Em resposta, entendemos ser o momento para pôr em prática algumas medidas que nos parecem de interesse imediato para a floresta e há muito são reclamadas pelo movimento associativo:

– Qualquer tentativa de recuperação do território com mais intervenção humana ou aguardando a resposta da natureza na sua sucessão ecológica, demorará várias décadas. Esta constatação torna obrigatório o reconhecimento público e político da importância deste setor para o Ambiente, Economia, e Coesão social e territorial do País, sob a forma de um pacto de regime com todos os partidos políticos da Assembleia da República, que estabeleça linhas de política estruturantes e estáveis no longo prazo;

– As políticas públicas deverão definir claramente o que são serviços públicos e serviços privados, tendo em conta que algumas competências dos serviços oficiais são atualmente exercidas pelas associações florestais;

– A administração pública deve estabelecer contratos programa com as Associações de Produtores, em projetos diferenciados para o desenvolvimento integrado dos territórios, responsabilizando a sociedade civil e reconhecendo os méritos do dinamismo e dos resultados obtidos a favor da floresta e do país. Como temos afirmado e reiterado, o associativismo florestal pode contribuir para a mudança da situação existente, tendo em vista uma floresta sustentável e economicamente viável. Naturalmente exige ser integrado numa estratégia concertada com as entidades oficiais, mercados e outros serviços existentes da fileira;

– As políticas públicas deverão direcionar e reforçar as fontes de financiamento para a melhoria da condição da floresta, na vertente estrutural e funcional. É, pois, urgente que o Fundo Florestal Permanente (imposto verde sobre a venda de combustíveis em Portugal) se direcione para o fim que foi criado – valorizar e gerir floresta. É ainda obrigatório que outros eventuais apoios (quadros comunitários) adotem uma estrutura de medidas descomplexada e ajustada à realidade rural e necessidades da floresta do Norte e Centro de Portugal;

– A intervenção na área florestal faz-se com ações no terreno e envolvendo os produtores florestais, pelo que é indispensável criar condições políticas, ferramentas e meios, para que isto aconteça. Ninguém investirá na floresta se não vislumbrar algum resultado, mesmo que seja a longo prazo.  O reconhecimento público dos bens e serviços oferecidos pela floresta à nossa sociedade (serviços de ecossistema), bem como a fiscalidade, podem ser importantes ferramentas de incentivo ao investimento, diferenciando positivamente os produtores cumpridores das boas práticas e da legislação florestal.

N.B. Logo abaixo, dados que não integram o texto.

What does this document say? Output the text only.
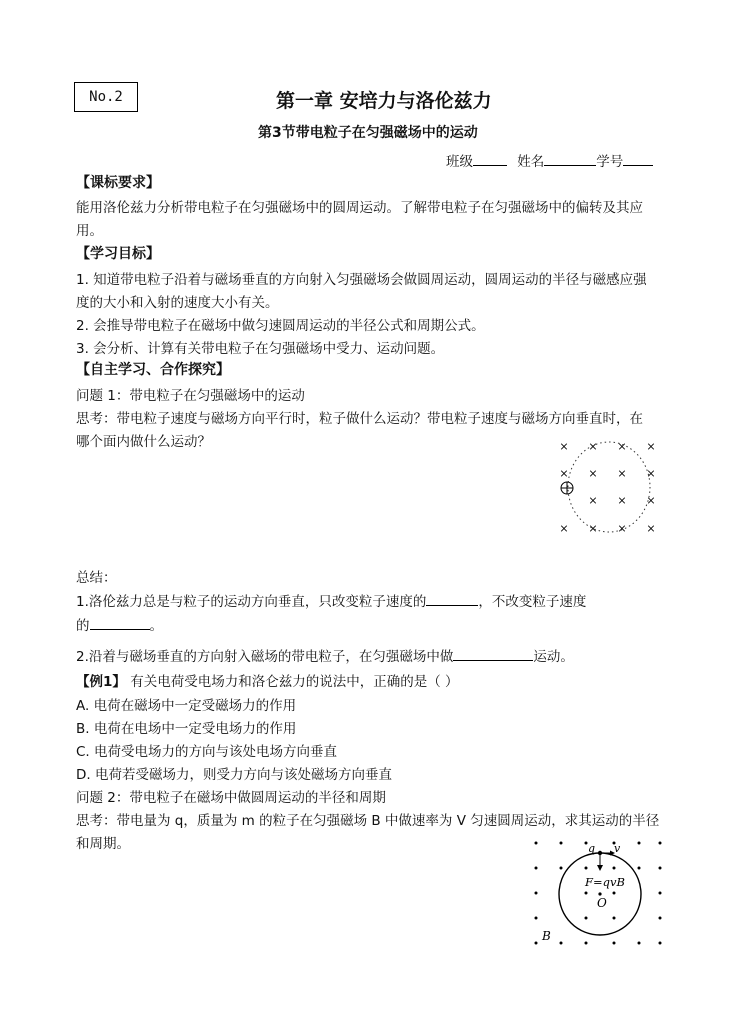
No.2	第一章 安培力与洛伦兹力
第3节带电粒子在匀强磁场中的运动
班级	姓名	学号
【课标要求】
能用洛伦兹力分析带电粒子在匀强磁场中的圆周运动。了解带电粒子在匀强磁场中的偏转及其应
用。
【学习目标】
1. 知道带电粒子沿着与磁场垂直的方向射入匀强磁场会做圆周运动，圆周运动的半径与磁感应强
度的大小和入射的速度大小有关。
2. 会推导带电粒子在磁场中做匀速圆周运动的半径公式和周期公式。
3. 会分析、计算有关带电粒子在匀强磁场中受力、运动问题。
【自主学习、合作探究】
问题 1：带电粒子在匀强磁场中的运动
思考：带电粒子速度与磁场方向平行时，粒子做什么运动？带电粒子速度与磁场方向垂直时，在
哪个面内做什么运动？	× × × ×
× × × ×
× × ×
× × × ×
总结：
1.洛伦兹力总是与粒子的运动方向垂直，只改变粒子速度的	，不改变粒子速度
的	。
2.沿着与磁场垂直的方向射入磁场的带电粒子，在匀强磁场中做	运动。
【例1】 有关电荷受电场力和洛仑兹力的说法中，正确的是（ ）
A. 电荷在磁场中一定受磁场力的作用
B. 电荷在电场中一定受电场力的作用
C. 电荷受电场力的方向与该处电场方向垂直
D. 电荷若受磁场力，则受力方向与该处磁场方向垂直
问题 2：带电粒子在磁场中做圆周运动的半径和周期
思考：带电量为 q，质量为 m 的粒子在匀强磁场 B 中做速率为 V 匀速圆周运动，求其运动的半径
和周期。	q v
F=qvB
O
B
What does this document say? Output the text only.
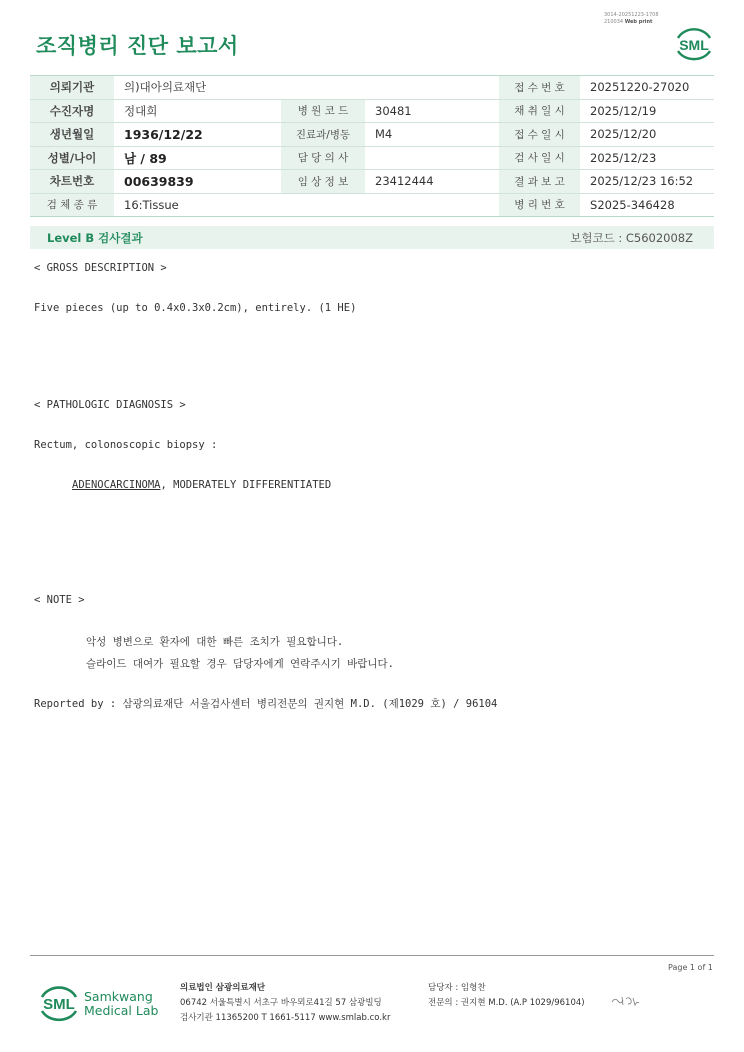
3014-20251223-1708
210034 Web print
조직병리 진단 보고서	SML
의뢰기관	의)대아의료재단			접 수 번 호	20251220-27020
수진자명	정대희	병 원 코 드	30481	채 취 일 시	2025/12/19
생년월일	1936/12/22	진료과/병동	M4	접 수 일 시	2025/12/20
성별/나이	남 / 89	담 당 의 사		검 사 일 시	2025/12/23
차트번호	00639839	임 상 정 보	23412444	결 과 보 고	2025/12/23 16:52
검 체 종 류	16:Tissue			병 리 번 호	S2025-346428
Level B 검사결과	보험코드 : C5602008Z
< GROSS DESCRIPTION >
Five pieces (up to 0.4x0.3x0.2cm), entirely. (1 HE)
< PATHOLOGIC DIAGNOSIS >
Rectum, colonoscopic biopsy :
ADENOCARCINOMA, MODERATELY DIFFERENTIATED
< NOTE >
악성 병변으로 환자에 대한 빠른 조치가 필요합니다.
슬라이드 대여가 필요할 경우 담당자에게 연락주시기 바랍니다.
Reported by : 삼광의료재단 서울검사센터 병리전문의 권지현 M.D. (제1029 호) / 96104
Page 1 of 1
SML Samkwang
Medical Lab
의료법인 삼광의료재단
06742 서울특별시 서초구 바우뫼로41길 57 삼광빌딩
검사기관 11365200 T 1661-5117 www.smlab.co.kr
담당자 : 임형찬
전문의 : 권지현 M.D. (A.P 1029/96104)
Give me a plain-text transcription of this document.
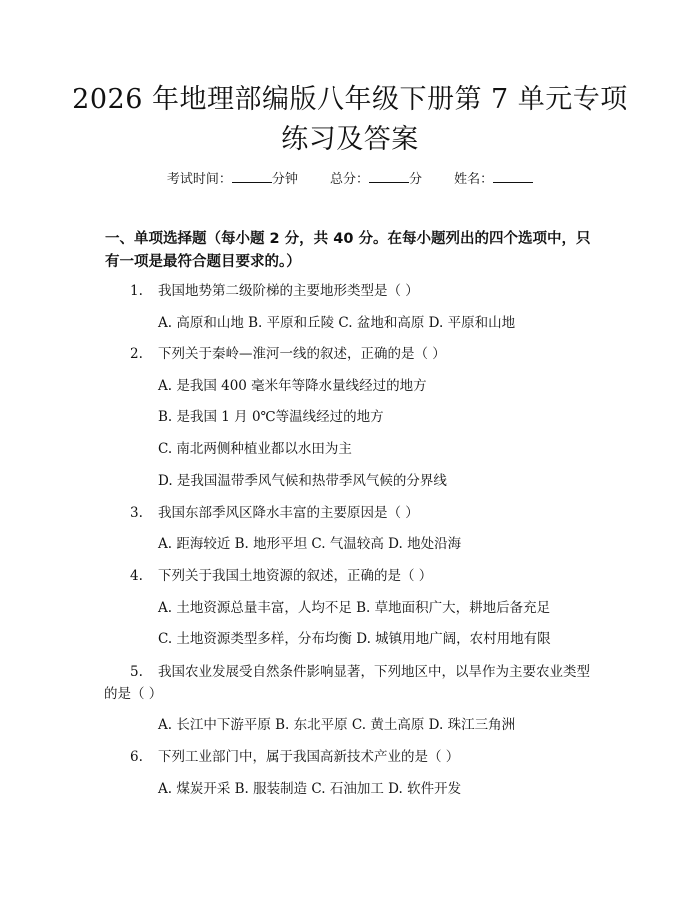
2026 年地理部编版八年级下册第 7 单元专项
练习及答案
考试时间：	分钟 总分：	分 姓名：
一、单项选择题（每小题 2 分，共 40 分。在每小题列出的四个选项中，只有一项是最符合题目要求的。）
1. 我国地势第二级阶梯的主要地形类型是（ ）
A. 高原和山地 B. 平原和丘陵 C. 盆地和高原 D. 平原和山地
2. 下列关于秦岭—淮河一线的叙述，正确的是（ ）
A. 是我国 400 毫米年等降水量线经过的地方
B. 是我国 1 月 0℃等温线经过的地方
C. 南北两侧种植业都以水田为主
D. 是我国温带季风气候和热带季风气候的分界线
3. 我国东部季风区降水丰富的主要原因是（ ）
A. 距海较近 B. 地形平坦 C. 气温较高 D. 地处沿海
4. 下列关于我国土地资源的叙述，正确的是（ ）
A. 土地资源总量丰富，人均不足 B. 草地面积广大，耕地后备充足
C. 土地资源类型多样，分布均衡 D. 城镇用地广阔，农村用地有限
5. 我国农业发展受自然条件影响显著，下列地区中，以旱作为主要农业类型
的是（ ）
A. 长江中下游平原 B. 东北平原 C. 黄土高原 D. 珠江三角洲
6. 下列工业部门中，属于我国高新技术产业的是（ ）
A. 煤炭开采 B. 服装制造 C. 石油加工 D. 软件开发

Em resumo, é fundamental que os Governos e Instituições do setor estejam alinhados em estratégia única que motive o investimento. Acima de tudo é necessário um pacote legal agilizado que torne o funcionamento da atividade florestal mais simples e expedito que promova o investimento em gestão e que inverta o sentido da política florestal, premiando ou discriminando positivamente os produtores florestais que já fazem bem e dentro das regras do país.

Cremos que todos somos poucos para termos uma floresta ao serviço de todos, sem esquecer quem dela cuida no sentido do provérbio africano: “Não herdamos as propriedades dos nossos pais, recebemo-las emprestadas dos nossos filhos”.

António Augusto Fontoura de Ataíde Guimarães, presidente da AFBV.

* Presidente da Associação Florestal do Baixo Vouga. Artigo originalmente publicado no jornal Gazeta Rural, no suplemento especial dos 15 anos.